Alison: In addition to some other things, I’m sure, as you said before, trans-disciplinary. I know we saw it come up in the course. They hit on statistics. They learn about psychology. They learn about all these different content areas in order to solve the problem.

Doris: Because they have to. They also learn a lot about themselves.

Alison: Absolutely.

Doris: They learn what it is to yourself care about history. Why do I, Doris, care about history? Not, “Why does my teacher tell me I should care?” but, “Why do I care?” Well, if I’m working on something that’s meaningful to me and the only way for me to do it well, to solve it well or to address it well, whatever it is, is to know something about the history. No one has to tell me why history matters. If you don’t know history, it repeats itself or whatever. We don’t need to beat on somebody.

If you’re working on a problem you care about solving it, you better know something about statistics, which you see in our program happens all the time. I don’t start with a lecture on what standard deviation means. I don’t start with that. But do they end up learning that? Absolutely. And they own it. They don’t learn it because I told them this is going to be on your test. They learn it because they can’t do what they want to do, what they care to do well if they don’t get it. So they learn it.

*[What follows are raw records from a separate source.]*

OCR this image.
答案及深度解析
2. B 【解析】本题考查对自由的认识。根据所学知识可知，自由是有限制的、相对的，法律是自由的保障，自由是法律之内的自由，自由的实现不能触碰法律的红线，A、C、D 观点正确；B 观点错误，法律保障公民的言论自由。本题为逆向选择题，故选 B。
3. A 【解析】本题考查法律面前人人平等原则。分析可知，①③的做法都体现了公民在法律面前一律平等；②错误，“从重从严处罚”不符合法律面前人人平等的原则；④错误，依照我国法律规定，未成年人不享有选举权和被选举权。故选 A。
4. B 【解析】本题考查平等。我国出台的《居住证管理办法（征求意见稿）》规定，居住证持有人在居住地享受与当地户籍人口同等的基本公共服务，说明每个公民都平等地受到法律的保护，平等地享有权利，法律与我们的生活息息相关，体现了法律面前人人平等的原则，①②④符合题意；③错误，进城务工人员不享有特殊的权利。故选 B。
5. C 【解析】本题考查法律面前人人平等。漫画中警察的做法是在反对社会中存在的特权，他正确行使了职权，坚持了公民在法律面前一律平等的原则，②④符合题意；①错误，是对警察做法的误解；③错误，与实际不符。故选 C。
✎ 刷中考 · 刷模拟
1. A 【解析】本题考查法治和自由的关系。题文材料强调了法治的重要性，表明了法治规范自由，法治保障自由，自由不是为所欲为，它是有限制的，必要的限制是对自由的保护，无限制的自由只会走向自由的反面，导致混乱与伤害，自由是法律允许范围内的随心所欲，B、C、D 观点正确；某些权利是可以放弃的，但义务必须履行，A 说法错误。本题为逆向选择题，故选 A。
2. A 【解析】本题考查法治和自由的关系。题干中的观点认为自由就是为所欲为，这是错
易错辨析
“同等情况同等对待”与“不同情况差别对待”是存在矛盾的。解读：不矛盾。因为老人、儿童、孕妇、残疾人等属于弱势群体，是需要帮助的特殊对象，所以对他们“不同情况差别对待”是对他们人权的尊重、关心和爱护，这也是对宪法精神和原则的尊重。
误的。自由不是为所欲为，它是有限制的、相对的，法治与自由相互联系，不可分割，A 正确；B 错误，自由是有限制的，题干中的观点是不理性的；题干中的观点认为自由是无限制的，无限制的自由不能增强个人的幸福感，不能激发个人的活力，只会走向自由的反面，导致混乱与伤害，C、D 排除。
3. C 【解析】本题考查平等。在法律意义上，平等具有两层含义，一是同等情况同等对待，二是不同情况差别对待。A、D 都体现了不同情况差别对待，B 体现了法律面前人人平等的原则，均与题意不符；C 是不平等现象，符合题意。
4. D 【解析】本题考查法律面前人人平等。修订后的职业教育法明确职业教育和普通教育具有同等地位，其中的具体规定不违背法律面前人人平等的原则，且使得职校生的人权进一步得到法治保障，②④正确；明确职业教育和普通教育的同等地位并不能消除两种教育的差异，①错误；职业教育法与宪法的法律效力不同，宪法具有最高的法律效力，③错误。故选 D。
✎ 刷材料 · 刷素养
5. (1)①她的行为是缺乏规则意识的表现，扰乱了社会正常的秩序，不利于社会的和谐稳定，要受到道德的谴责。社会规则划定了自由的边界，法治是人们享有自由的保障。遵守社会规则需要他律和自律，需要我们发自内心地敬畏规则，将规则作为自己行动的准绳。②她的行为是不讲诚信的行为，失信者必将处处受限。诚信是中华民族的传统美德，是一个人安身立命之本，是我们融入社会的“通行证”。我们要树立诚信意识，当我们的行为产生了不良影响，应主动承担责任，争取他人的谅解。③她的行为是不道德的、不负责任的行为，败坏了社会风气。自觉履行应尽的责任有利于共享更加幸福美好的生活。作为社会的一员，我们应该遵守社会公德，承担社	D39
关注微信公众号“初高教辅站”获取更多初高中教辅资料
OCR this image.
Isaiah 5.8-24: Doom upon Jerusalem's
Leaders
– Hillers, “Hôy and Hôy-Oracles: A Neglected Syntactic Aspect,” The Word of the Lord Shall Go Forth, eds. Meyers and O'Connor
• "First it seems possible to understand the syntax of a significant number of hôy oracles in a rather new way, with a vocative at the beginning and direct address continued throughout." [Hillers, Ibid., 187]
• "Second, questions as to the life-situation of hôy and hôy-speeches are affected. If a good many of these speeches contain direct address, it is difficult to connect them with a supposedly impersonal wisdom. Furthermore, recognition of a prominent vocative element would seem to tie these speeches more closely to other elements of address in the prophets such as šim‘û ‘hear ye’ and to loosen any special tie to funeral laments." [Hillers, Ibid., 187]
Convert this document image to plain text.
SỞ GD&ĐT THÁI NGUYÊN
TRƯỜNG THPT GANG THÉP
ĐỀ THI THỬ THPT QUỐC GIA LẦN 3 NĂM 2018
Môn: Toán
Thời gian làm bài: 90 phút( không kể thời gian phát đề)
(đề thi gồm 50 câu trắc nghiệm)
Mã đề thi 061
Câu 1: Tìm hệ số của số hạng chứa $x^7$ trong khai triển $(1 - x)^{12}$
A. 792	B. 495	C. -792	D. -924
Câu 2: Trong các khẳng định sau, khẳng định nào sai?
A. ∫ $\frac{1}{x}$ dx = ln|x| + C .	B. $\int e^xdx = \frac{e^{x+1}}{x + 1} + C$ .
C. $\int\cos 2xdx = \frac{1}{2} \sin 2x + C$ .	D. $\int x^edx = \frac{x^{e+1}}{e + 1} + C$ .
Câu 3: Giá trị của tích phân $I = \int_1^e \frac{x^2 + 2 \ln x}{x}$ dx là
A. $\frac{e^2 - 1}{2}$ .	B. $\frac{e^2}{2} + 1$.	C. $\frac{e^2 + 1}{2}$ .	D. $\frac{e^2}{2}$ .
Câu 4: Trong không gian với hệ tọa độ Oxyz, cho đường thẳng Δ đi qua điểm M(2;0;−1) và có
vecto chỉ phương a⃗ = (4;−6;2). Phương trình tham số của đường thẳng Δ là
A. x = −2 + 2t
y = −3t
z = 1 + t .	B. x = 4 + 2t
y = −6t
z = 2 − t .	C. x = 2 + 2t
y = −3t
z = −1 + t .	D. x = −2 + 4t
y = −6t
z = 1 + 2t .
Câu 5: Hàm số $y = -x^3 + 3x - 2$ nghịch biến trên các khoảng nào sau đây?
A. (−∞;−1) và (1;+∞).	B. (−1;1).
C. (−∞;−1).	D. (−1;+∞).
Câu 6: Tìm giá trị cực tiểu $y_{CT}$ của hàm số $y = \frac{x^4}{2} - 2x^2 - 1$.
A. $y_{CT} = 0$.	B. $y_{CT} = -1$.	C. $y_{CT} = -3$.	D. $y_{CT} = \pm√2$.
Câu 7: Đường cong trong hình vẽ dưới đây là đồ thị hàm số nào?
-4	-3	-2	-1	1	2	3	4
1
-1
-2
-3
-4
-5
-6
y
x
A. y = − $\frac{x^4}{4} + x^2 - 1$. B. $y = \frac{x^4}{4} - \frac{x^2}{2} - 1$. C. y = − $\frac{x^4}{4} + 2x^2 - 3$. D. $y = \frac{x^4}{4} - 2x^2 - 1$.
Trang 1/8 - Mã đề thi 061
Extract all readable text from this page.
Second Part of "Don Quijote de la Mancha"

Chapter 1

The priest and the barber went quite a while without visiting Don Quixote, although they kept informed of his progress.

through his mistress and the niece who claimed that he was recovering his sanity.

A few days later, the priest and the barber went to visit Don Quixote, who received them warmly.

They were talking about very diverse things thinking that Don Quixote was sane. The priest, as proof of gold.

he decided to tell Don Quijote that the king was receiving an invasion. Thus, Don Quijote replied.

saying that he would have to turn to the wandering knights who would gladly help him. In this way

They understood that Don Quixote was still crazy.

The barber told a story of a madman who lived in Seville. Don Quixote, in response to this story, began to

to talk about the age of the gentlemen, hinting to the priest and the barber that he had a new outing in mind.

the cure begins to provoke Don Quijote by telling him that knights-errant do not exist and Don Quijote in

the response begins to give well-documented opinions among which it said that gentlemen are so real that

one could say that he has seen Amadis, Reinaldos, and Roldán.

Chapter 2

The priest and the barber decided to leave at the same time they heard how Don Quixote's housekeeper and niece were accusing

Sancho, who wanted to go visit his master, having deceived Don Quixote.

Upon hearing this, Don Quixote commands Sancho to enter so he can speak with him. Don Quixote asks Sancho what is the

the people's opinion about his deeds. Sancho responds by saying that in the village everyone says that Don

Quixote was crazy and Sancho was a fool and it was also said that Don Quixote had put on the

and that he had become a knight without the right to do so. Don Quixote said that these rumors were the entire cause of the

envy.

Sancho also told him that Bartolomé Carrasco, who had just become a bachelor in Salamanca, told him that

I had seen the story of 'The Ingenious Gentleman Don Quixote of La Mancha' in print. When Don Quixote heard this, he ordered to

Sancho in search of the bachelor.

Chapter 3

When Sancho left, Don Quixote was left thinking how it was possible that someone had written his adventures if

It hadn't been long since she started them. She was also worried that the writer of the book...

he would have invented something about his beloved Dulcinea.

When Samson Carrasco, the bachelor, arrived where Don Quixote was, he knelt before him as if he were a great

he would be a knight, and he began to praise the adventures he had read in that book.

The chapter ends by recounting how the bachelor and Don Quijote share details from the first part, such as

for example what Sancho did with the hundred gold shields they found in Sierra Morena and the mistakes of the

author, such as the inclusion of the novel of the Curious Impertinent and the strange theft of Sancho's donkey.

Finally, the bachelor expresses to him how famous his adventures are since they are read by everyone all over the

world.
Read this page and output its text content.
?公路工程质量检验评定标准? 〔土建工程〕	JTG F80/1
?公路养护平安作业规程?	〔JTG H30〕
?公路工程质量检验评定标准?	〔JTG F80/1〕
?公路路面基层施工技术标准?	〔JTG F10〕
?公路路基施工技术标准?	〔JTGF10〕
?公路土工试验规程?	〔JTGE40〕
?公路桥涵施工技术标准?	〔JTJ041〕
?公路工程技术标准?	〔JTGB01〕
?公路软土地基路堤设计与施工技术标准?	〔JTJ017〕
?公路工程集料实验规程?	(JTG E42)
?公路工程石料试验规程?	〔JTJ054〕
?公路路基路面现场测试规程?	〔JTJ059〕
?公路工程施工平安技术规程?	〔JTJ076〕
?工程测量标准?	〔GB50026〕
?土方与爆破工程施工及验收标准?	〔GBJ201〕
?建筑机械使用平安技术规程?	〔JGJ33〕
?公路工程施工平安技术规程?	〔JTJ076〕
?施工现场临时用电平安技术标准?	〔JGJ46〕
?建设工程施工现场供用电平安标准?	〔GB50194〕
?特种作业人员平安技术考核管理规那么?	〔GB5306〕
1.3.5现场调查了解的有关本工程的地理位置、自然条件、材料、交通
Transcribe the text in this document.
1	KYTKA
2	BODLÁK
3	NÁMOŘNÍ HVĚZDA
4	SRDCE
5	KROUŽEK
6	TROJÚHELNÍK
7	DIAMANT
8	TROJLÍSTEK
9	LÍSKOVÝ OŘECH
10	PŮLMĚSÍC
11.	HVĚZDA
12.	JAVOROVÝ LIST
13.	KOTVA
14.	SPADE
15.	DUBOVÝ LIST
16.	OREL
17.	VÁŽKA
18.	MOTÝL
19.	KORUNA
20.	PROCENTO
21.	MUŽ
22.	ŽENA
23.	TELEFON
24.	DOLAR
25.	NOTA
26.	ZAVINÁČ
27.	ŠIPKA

It’s the kind of learning that, as adults, you’d think about what are the biggest learning moments in your life. You always remember an experience you had of some sort where you had to learn whatever it was for whatever reason.

Alison: Absolutely.

Doris: If I gave you now the history tests that you took in tenth grade, you would fail all of them. So what was the point?

Alison: I think it’s been amazing to see how you can really take experiential education to the next level in that way, that it hits the important skills. But you’re able to do it academically as well, where you’re bringing in a lot of important content that’s really the students bringing it in themselves in order to solve the problems.

Doris: Well, and you can construct it that way. If you want them to learn nuclear physics and you have learning objectives, content objectives, these are the things that a student must know coming out of my class. You can construct the learning in such a way that you can construct the course and the curriculum and the path in such a way that they must learn those things.

Does it mean there’s never, ever any lecture? No. Are there any absolutes in this? No. When people tell me, “Oh, I believe there should never be anybody lecturing.” I don’t even know what that means. Our programs could not be more flipped.

The work happens online, all kinds of stuff happens outside of class. I don’t come in, in the mornings, and lecture. But are there moments when students need me, when they’re asking for, “Hey, will you teach us this?” And I stand there with a whiteboard and say, “Here we go,” and for 15 minutes or whatever, that’s a lecture.

Alison: Sure.

Doris: Now it’s an interactive. It’s what they asked for.

Alison: Right.

Doris: There’s a lecture. Do the students know nuclear physics on their own? Can they figure out everything they need to know about statistics by themselves? No. So you guide them through that and there are all kinds of ways we do that. You don’t have to know everything. But it’s really academic and it’s really rigorous. It’s just different.